The health unit will continue to provide the tick testing service this summer.  If a tick is found, it should be properly removed immediately.  The health unit will arrange to have the tick identified by the public health lab and tested for the Lyme disease bacterium at the Winnipeg Laboratory Centre for Disease Control.  Results are available within a couple of weeks.

“Testing ticks from pets is just as important,” said Clow.  “The dogs are the ones wandering through the grass where the ticks are.  Knowing where dogs are picking up ticks gives us more of a heads-up about where ticks are in the area.”

“Other health units are beginning to wonder if they too have ticks and Lyme disease,” said Clow.  “It’s not something anyone’s looked for or tested before.” The first evidence of blacklegged ticks and Lyme disease in the region was noted by staff at Thousand Islands National Park last summer.

“The park’s priorities are safety and awareness for park visitors, nearby landowners, regional residents, and park staff,” explained Sophie Borcoman, Thousand Islands National Park Communications Manager.  “The park will continue in-park research to assess the level and range of risk, will take mitigation measures as necessary to reduce the likelihood of visitors, staff, and pets being exposed to ticks, and will continue to work with the local health unit to communicate personal safety measures and information.”

Protect yourself

When you return from the outdoors, check your entire body thoroughly for ticks. 
If you find an attached tick, remove it promptly using a pair of tweezers.  Grasp the tick’s head and mouth parts as close to the skin as possibly and pull it straight out gently, but firmly.  Avoid twisting or squeezing the tick during removal.  Treat the bite area with an antiseptic.  Keep the tick in a small container.  Contact your local health unit to arrange for identification of the tick and testing for the bacteria in the tick.  You can also visit your doctor for help in removing the tick.

Watch for signs of infection following the bite.
Initial symptoms usually occur within one to three weeks after the bite, but can range from three days to one month.
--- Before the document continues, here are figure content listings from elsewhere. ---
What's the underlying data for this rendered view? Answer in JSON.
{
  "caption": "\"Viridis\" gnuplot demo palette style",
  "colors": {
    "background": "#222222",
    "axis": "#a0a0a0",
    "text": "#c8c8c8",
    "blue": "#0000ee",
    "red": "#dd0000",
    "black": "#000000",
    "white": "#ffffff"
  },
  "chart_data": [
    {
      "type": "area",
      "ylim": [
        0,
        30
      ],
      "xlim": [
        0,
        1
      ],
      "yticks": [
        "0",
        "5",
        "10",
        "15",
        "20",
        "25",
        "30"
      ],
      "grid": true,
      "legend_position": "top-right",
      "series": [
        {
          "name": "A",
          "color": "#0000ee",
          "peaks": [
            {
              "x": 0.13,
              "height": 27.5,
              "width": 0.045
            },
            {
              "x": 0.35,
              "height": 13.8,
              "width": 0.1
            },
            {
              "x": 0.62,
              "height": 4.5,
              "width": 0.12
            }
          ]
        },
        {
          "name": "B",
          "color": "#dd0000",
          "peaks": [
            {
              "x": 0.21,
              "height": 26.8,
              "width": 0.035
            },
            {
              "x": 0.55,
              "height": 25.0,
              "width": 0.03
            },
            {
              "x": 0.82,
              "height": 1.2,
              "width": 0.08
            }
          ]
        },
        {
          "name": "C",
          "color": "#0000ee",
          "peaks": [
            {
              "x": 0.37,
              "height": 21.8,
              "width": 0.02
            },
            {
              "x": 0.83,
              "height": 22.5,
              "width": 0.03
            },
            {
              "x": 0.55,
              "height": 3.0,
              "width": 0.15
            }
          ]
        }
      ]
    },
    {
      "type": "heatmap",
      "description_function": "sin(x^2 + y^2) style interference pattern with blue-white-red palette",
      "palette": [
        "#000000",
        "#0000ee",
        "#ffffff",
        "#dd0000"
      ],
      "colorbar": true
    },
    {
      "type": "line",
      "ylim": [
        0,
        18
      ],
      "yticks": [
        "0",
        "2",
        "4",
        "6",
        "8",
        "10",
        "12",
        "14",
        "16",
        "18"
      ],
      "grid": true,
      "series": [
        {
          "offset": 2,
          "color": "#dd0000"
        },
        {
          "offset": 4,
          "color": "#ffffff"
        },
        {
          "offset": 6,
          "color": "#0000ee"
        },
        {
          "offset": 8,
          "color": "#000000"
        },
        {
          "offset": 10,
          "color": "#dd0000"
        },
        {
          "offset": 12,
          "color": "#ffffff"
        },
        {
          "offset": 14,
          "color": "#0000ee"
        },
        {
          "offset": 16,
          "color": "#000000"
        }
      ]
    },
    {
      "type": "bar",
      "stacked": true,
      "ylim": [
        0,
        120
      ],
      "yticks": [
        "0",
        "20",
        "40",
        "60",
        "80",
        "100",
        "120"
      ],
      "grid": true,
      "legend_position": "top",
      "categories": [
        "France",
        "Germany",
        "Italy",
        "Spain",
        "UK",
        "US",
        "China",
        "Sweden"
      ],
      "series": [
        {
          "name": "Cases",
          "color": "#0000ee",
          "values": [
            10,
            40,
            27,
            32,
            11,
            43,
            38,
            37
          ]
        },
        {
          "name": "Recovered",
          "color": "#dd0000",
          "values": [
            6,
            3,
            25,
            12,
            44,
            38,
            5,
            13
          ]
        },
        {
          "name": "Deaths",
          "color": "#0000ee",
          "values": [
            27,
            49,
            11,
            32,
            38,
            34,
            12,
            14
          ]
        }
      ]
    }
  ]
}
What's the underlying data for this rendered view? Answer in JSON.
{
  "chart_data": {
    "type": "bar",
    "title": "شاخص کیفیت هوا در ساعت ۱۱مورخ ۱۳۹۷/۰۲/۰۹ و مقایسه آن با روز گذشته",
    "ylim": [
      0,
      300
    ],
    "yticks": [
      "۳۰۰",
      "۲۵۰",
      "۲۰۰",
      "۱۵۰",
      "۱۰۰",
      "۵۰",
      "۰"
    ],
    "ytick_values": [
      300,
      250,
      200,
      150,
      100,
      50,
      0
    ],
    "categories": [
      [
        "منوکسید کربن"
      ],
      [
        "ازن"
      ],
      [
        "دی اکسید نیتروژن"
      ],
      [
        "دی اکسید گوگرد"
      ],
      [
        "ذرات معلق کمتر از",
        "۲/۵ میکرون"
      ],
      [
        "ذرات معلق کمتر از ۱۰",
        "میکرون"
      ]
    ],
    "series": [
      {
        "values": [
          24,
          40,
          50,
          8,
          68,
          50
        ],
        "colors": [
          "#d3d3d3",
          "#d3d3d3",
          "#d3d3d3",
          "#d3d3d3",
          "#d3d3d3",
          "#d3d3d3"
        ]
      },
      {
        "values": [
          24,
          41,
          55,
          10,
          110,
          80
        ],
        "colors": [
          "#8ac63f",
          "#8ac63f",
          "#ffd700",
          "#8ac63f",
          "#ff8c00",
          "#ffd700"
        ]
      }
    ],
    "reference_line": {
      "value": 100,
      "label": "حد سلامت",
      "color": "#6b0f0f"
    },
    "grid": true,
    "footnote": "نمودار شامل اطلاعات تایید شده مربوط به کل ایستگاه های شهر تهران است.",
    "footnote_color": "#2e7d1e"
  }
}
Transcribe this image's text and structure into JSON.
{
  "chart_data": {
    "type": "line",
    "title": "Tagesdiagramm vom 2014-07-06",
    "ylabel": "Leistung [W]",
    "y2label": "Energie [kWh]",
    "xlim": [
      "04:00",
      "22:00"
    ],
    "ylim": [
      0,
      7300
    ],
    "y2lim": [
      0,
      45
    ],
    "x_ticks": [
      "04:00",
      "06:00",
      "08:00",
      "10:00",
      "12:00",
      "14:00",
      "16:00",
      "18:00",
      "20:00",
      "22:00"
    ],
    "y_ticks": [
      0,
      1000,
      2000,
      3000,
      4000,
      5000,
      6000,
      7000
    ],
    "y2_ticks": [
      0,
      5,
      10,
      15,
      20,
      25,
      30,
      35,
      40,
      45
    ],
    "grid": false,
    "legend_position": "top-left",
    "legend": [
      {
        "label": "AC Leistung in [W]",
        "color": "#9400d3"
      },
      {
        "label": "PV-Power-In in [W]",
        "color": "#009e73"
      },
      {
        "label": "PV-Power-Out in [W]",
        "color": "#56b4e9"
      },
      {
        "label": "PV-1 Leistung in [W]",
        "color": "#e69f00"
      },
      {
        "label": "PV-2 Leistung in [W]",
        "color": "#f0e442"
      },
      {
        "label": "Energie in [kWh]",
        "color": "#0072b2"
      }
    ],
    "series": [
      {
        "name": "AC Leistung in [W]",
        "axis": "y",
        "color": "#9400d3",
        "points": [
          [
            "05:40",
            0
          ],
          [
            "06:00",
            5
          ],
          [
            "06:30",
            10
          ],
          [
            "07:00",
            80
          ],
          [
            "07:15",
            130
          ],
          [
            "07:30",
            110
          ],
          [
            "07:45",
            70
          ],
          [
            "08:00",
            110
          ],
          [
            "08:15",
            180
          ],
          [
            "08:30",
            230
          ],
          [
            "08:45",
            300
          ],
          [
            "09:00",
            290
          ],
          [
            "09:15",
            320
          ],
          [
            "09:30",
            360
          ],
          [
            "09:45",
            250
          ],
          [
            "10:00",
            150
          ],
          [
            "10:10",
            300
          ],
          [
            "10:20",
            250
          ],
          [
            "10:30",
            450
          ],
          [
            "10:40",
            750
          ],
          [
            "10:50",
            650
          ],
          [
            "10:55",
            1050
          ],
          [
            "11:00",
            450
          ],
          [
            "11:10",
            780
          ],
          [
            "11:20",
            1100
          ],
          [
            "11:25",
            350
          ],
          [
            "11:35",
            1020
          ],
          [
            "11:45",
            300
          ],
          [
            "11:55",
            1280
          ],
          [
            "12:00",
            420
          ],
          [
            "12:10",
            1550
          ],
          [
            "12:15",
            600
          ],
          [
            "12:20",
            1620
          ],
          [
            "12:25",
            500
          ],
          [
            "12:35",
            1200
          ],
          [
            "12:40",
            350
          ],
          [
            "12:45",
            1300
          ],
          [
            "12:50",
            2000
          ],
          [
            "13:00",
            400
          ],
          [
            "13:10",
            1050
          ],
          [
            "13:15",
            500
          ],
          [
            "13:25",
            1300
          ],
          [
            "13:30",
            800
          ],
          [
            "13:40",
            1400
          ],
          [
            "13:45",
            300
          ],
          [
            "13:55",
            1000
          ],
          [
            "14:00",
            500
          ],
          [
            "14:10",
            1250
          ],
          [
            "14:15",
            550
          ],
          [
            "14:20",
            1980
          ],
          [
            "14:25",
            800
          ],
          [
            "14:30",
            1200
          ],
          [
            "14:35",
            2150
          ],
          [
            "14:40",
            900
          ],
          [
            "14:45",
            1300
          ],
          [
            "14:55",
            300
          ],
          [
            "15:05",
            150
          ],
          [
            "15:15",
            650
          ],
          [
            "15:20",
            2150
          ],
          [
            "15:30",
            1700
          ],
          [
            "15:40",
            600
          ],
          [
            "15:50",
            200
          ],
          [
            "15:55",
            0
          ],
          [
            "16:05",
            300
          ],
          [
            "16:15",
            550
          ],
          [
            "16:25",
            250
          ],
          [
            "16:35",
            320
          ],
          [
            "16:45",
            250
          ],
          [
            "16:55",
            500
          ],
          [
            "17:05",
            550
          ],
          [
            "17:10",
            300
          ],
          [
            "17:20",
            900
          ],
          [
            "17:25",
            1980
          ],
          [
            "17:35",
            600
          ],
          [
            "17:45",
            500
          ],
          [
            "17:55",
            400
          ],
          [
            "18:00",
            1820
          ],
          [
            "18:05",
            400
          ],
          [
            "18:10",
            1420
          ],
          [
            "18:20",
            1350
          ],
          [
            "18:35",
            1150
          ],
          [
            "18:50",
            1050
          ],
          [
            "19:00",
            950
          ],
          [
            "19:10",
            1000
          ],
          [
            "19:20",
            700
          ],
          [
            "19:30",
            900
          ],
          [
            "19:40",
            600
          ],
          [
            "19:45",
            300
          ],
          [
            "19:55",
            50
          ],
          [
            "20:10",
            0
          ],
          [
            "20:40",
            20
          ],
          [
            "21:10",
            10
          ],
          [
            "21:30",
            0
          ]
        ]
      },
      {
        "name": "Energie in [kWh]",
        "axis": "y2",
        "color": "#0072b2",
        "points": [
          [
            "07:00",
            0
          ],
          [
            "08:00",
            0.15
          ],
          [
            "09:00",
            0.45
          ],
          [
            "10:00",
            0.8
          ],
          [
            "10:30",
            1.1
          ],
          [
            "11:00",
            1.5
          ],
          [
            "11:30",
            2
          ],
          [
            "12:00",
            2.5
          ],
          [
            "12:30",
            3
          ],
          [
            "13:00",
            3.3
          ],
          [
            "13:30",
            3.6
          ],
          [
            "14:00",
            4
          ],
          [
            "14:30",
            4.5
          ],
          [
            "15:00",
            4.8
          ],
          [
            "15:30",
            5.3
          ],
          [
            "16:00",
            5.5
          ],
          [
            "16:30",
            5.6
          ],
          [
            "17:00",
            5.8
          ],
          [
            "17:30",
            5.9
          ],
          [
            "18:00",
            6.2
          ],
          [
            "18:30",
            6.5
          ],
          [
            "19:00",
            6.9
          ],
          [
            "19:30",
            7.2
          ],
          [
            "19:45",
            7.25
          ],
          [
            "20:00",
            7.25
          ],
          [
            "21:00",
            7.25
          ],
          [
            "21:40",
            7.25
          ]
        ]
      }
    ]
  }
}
Contact your doctor immediately and let you doctor know when and where you were bitten by the tick if you experience any of the following symptoms:

  • a red bulls-eye rash
  • fever
  • headache
  • muscle and joint pain
  • fatigue
  • a skin rash

Early symptoms of Lyme disease may subside or disappear; however, without treatment, the disease can progress and affect the heart, nervous system and the joints.

Additional information on ticks and Lyme disease can be found by calling Leeds, Grenville and Lanark District Health Unit at 613-345-5685 or 1-800-660-5853, your local health unit, or by visiting the following websites:

The Ontario Ministry of Health and Long Term Care’s website at: http://www.health.gov.on.ca/english/public/pub/disease/lyme_mn.html

The Public Health Agency of Canada’s website at:
http://www.phac-aspc.gc.ca/id-mi/lyme_e.html

Protect Yourself Against Lyme Disease in Spring, Summer, and Fall

  1. Walk in the middle of trails, away from tall grass and bushes.
  2. Wear a long-sleeved shirt.
  3. Wear white or light-coloured clothing to make it easier to see ticks.
  4. Wear a hat.
  5. Spray repellent on clothes and shoes before entering woods.
  6. Wear long pants tucked into high socks
  7. Wear shoes – not bare feet or sandals.